What Trump supporters were listening to was Trump himself on Twitter, and organs of the Trump Nation such as Breitbart News, InfoWars, and other alternative and fringe news sites.

Add to that mix the world’s largest engine for distributing news of all kinds—including hoaxes and fake news—namely, Facebook. Co-founder Mark Zuckerberg has dismissed the idea that his social network bears any blame for Trump’s ascending to power, but how could it not?

Deliberately or not, the Trump campaign—run partly by Breitbart co-founder Steve Bannon, who may become Trump’s chief of staff—took advantage of the way social media works to spread both accurate and inaccurate information that helped their cause. In effect, they were using tactical nukes while the mainstream media was still using tanks and bayonets.

Into that fractured environment comes a president who has spent most of his time attacking and belittling the traditional media, when he was paying attention to it at all.

Throughout the campaign, Trump penned journalists up at his rallies, encouraged the crowds to attack them, went after reporters he didn’t like, and encouraged his surrogates to do likewise. He denied press credentials to outlets like the Washington Post when he didn’t like their coverage.

And let’s not forget that the incoming president also promised to “open up libel laws” in order to make it easier for him to sue the New York Times and other media outlets. Peter Thiel, the Silicon Valley billionaire who bankrupted Gawker Media because he didn’t like some aspects of their journalism, is expected to be part of Trump’s transition team.

Opening up libel laws would actually be a lot harder to do than Trump made it sound, thanks to things like the First Amendment. But that’s not to say he won’t try.
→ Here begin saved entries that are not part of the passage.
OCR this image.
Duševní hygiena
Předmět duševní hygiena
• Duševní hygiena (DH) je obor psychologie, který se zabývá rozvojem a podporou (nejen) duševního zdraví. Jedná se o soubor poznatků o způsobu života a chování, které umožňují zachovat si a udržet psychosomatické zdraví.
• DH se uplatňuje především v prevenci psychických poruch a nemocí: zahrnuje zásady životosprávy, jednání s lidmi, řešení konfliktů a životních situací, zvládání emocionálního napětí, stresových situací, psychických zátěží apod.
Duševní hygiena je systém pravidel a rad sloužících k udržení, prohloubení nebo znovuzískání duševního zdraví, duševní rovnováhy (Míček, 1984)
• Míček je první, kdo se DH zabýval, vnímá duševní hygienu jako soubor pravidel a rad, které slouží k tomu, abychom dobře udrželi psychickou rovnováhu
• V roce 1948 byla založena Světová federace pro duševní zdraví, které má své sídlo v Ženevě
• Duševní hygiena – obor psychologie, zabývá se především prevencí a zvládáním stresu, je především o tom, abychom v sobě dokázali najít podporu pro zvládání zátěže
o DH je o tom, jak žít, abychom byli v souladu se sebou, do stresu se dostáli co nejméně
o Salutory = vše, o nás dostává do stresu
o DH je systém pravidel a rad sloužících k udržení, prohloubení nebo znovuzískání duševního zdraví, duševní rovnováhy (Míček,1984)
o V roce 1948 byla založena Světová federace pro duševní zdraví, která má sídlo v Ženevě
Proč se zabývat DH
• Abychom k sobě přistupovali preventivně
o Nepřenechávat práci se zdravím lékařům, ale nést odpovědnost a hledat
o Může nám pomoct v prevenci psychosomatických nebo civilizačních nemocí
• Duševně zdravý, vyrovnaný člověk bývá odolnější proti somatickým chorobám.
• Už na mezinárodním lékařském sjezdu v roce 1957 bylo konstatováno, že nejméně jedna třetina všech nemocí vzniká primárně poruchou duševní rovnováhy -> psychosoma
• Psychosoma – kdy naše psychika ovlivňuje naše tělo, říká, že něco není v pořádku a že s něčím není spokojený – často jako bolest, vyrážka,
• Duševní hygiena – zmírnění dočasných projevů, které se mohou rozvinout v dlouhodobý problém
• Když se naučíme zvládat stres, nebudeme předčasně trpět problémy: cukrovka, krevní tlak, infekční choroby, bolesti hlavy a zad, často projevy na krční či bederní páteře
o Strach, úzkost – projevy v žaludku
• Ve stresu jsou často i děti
Donald Trump outsmarted Hillary when it comes to earned media. Watch:

In the meantime, it seems obvious that President Trump’s relationship with the press could be one of the most contentious since Richard Nixon. His spokesperson had to go out of her way to reassure the media that Trump was planning to operate a normal press “pool,” in which the president travels with reporters who share their news reports with others.

What happens when a man who is used to attacking the press has to deal with them as president? Will Breitbart News and Fox get preferential treatment while the New York Times is left scrambling for the scraps they leave behind? And if he does, who will stop him?
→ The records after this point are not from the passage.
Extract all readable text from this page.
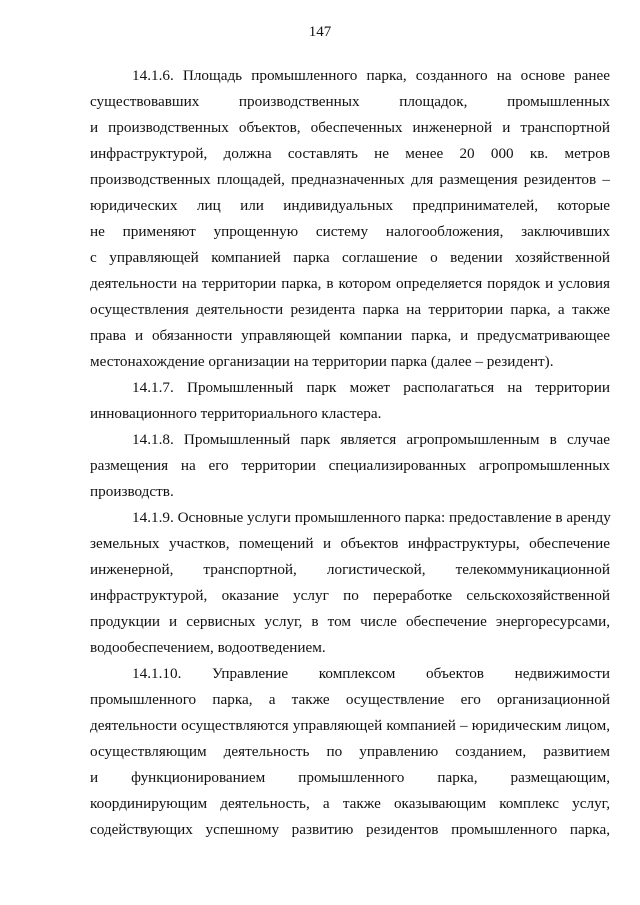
147
14.1.6. Площадь промышленного парка, созданного на основе ранее
существовавших производственных площадок, промышленных
и производственных объектов, обеспеченных инженерной и транспортной
инфраструктурой, должна составлять не менее 20 000 кв. метров
производственных площадей, предназначенных для размещения резидентов –
юридических лиц или индивидуальных предпринимателей, которые
не применяют упрощенную систему налогообложения, заключивших
с управляющей компанией парка соглашение о ведении хозяйственной
деятельности на территории парка, в котором определяется порядок и условия
осуществления деятельности резидента парка на территории парка, а также
права и обязанности управляющей компании парка, и предусматривающее
местонахождение организации на территории парка (далее – резидент).
14.1.7. Промышленный парк может располагаться на территории
инновационного территориального кластера.
14.1.8. Промышленный парк является агропромышленным в случае
размещения на его территории специализированных агропромышленных
производств.
14.1.9. Основные услуги промышленного парка: предоставление в аренду
земельных участков, помещений и объектов инфраструктуры, обеспечение
инженерной, транспортной, логистической, телекоммуникационной
инфраструктурой, оказание услуг по переработке сельскохозяйственной
продукции и сервисных услуг, в том числе обеспечение энергоресурсами,
водообеспечением, водоотведением.
14.1.10. Управление комплексом объектов недвижимости
промышленного парка, а также осуществление его организационной
деятельности осуществляются управляющей компанией – юридическим лицом,
осуществляющим деятельность по управлению созданием, развитием
и функционированием промышленного парка, размещающим,
координирующим деятельность, а также оказывающим комплекс услуг,
содействующих успешному развитию резидентов промышленного парка,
Even if mainstream outlets fight back against the new president, as Washington Post media writer Margaret Sullivan recently advised them to, who’s to say they won’t just be ignored by Trump’s core supporters—the same way all of that fact-checking was ignored during the campaign?

A weakened and increasingly marginalized traditional media, fighting with the tools of a previous era, surrounded by more nimble adversaries who know how to use social platforms for their own ends, and a president who is actively hostile to the traditional press. Not that long ago, it probably felt like things couldn’t get any worse for the media—but they just did.